Last year I dreamt of Manderly: Reviewing Rebecca

Towards the end of 2018 I finally eased open the covers of Daphne Du Maurier’s famous Rebecca. The effects were, quite frankly, breathtaking. I mean – I was holding my breath for whole pages at a time, reading into unholy hours and continuing chapters in my dreams (always, for me, the sign of a favourite book). Before 2019 came along, I wrote a review. It was intended for an application but never used – though I enjoyed writing it immensely.

And so, dear reader, here it is:

Rebecca surprised me. I opened its pages – rather late for an English student – and with a vague collection of pre-conceptions. And yet, even as someone well-practiced in guessing ‘how it all turns out’, Rebecca wouldn’t let me make predictions. Certainly not accurate ones. I devoured it with an anticipation, accumulating in the second half, which had me struggling to keep my eyes from skipping into unchartered paragraphs.

I should first mention the significance of naming in this novel. Before we even lift the cover, Rebecca’s name is already plastered onto our consciousness. And yet the name of our narrator remains unknown – in a way that some readers may not even have noticed. From the firmly scrawled letters in the book of poetry, to the narrator’s first uttering of ‘Rebecca’, and then to a house filled with the lingering sound of some faceless name; Rebecca is both entirely absent and crushingly present as the novel goes on, whilst the identity of our narrator remains quietly shrouded. This I found completely beguiling. As soon as I clocked Max’s early comment: “You have a very lovely and unusual name”, I sat up. I flicked through the previous pages trying to find it mentioned somewhere. Suddenly, this story promised something far from the average period drama.

I did not warm to our living protagonist for a long time. The looming, if fictional, figure of a much-loved Mrs de Winter made the present Mrs de Winter less likeable. Cowering under that mysterious shadow, I found her frustrating and at many times pathetic. Redeeming her, however, is the entirely open access to her mind. Our narrator is always conjuring conclusions in her head; her restless imagination is constantly trying to project what will be, what might have been, and what she wishes things to be. It whirrs away to the stimulus of her otherwise ordinary surroundings, and as a result the plot is significantly enriched. As another result, all of our predictions, as reader, surrounding the late Rebecca become intertwined with hers: this makes the novel’s climactic moment of realisation pyrotechnic.

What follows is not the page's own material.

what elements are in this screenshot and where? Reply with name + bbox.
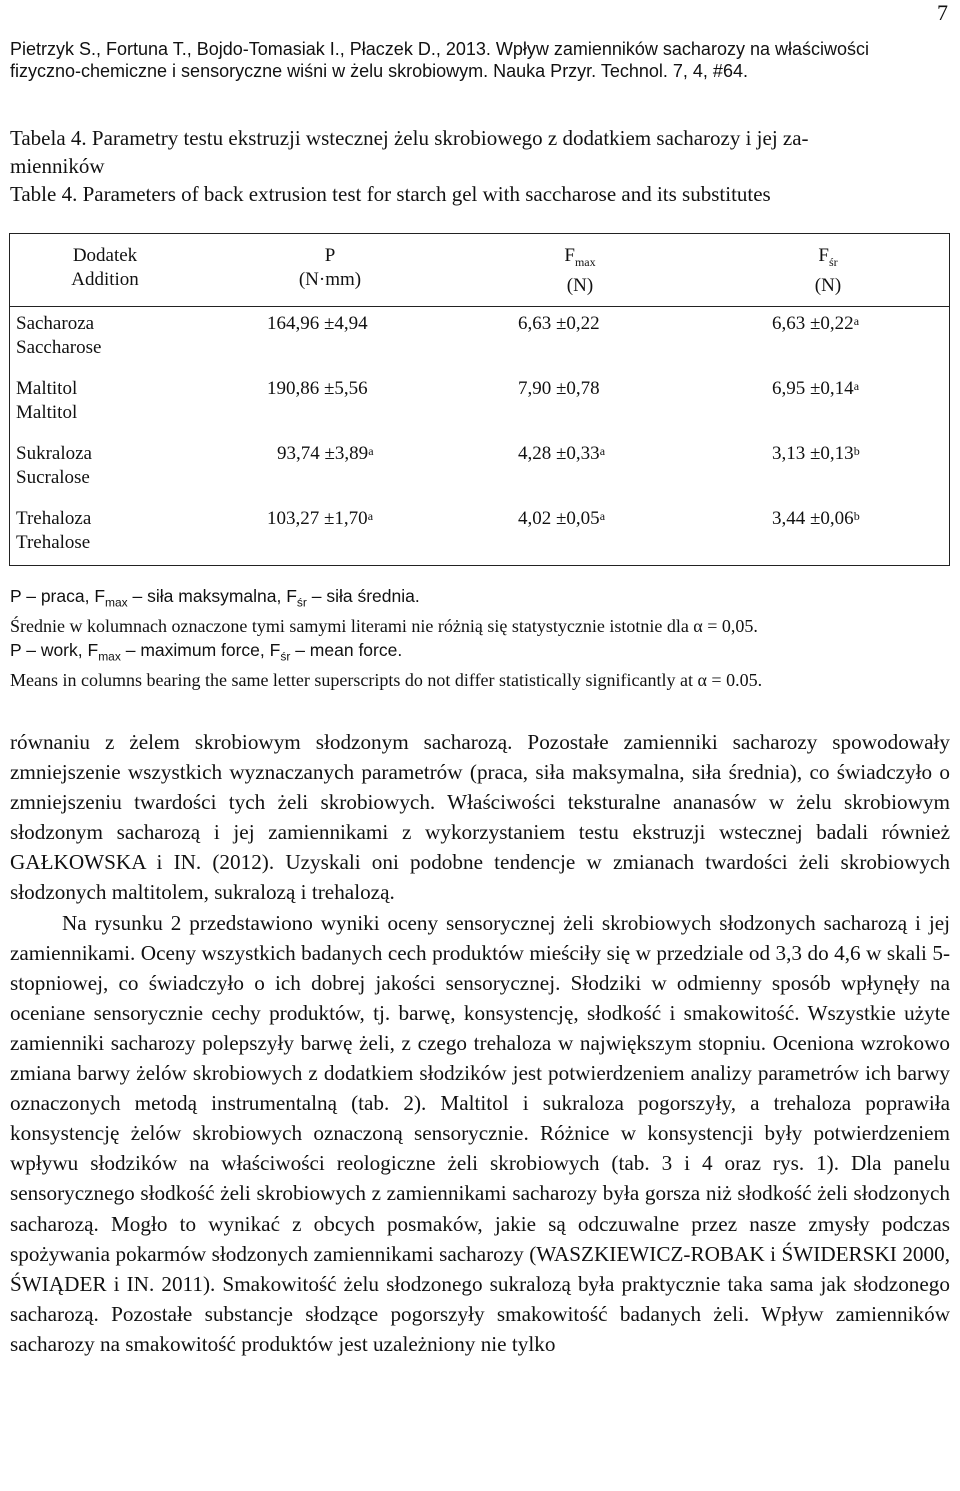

This intertwining brought me closer to the speaker in a number of ways. Following that big reveal, I was having to retrace my steps alongside hers, and unravel all of my previous assumptions. I also realised, fully, just how human she was. This constant working of her imagination was childish – but it’s what we all do. It made me realise what was missing within the commentary of so many literary characters’ thoughts. The honesty with which she confesses her reactions make her real – my favourite offering being her admittance that the truth Max finally imparts about Rebecca’s death brings her nothing but relief, and even joy.

Though there were, as with every piece of even the finest literature, minor weaknesses to its fabric, those moments of incredible reality make Rebecca a story to be devoured into the early hours. Daphne du Maurier did not need supernatural cliché or ghostly activity to grasp, violently, her readers’ imagination. Rebecca is not about Rebecca: it is about the sound of her name on the lips and in the minds of the people she left behind.